Virginia authorities and federal authorities have different resources and processes when it comes to investigating, charging and convicting someone of a criminal offense.
According to the ABA Journal, state agencies are much less likely to have the resources to investigate a crime than federal agencies, and even among state and local agencies, resources vary widely.
A small town may employ only a handful of law enforcement officers, while a large city may have a large department with many experienced detectives to investigate crimes. Federal agencies such as the FBI or the IRS have the resources to conduct in-depth investigations lasting months and may call on other federal, state or local authorities for assistance, as well.
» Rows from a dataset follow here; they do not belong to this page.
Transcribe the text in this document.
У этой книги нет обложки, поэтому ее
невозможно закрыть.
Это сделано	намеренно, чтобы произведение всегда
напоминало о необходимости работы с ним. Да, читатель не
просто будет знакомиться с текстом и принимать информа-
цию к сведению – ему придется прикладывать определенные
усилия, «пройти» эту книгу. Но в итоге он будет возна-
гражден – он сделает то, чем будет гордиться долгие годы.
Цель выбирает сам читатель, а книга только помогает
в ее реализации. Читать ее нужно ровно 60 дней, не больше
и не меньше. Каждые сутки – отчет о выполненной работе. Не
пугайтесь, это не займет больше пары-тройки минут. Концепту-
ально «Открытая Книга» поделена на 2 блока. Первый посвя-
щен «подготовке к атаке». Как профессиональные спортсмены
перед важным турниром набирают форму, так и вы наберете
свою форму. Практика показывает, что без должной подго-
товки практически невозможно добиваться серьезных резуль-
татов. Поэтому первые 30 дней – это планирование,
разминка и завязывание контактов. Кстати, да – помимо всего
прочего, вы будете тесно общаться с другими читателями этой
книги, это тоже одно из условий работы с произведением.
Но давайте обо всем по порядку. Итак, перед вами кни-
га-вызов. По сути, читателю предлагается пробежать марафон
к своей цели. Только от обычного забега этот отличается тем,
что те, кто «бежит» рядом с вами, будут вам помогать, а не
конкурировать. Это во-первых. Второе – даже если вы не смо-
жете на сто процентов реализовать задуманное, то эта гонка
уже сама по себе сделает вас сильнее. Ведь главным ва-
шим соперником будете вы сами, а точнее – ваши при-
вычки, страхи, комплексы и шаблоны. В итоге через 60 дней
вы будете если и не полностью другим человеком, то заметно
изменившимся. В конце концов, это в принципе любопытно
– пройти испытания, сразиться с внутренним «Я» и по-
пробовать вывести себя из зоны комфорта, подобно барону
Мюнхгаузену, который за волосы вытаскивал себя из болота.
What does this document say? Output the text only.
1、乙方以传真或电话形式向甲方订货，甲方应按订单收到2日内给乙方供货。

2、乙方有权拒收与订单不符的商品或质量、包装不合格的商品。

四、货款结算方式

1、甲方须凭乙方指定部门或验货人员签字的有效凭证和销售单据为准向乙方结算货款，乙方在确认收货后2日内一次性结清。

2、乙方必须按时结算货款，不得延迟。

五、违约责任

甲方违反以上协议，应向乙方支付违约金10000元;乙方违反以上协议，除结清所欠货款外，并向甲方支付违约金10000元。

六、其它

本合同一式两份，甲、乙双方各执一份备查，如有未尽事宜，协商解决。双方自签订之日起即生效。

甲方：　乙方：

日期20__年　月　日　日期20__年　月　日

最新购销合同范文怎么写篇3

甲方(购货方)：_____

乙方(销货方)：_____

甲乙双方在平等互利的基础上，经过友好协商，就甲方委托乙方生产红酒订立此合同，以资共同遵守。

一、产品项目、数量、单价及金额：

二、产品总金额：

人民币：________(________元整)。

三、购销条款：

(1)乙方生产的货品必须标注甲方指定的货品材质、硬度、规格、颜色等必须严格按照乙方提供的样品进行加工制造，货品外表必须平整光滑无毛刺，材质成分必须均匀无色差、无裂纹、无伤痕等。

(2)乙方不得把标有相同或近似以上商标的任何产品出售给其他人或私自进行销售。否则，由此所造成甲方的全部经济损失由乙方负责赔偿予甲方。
When it comes to trying cases, federal and state courts may differ, too, FindLaw explains. Jurisdiction is the primary difference, as state judges are likely to try cases involving state law violations. For example, a defendant is likely to face a state prosecutor in a robbery case or for a traffic violation because these are state-level offenses. Federal judges may try cases involving the following:
- Offenses against the United States
- Offenses committed on federal property
- Drug trafficking crimes
- Constitutional violations or federal offenses
- Interstate disputes that involve amounts greater than $75,000
- Bankruptcy, intellectual property or maritime law
A case with state jurisdiction may end up in federal court if the defendant feels that the law violates a constitutional right, but otherwise, a person facing state-level charges will face a state judge.
There are about 30 million state cases filed each year, and around 1 million federal cases.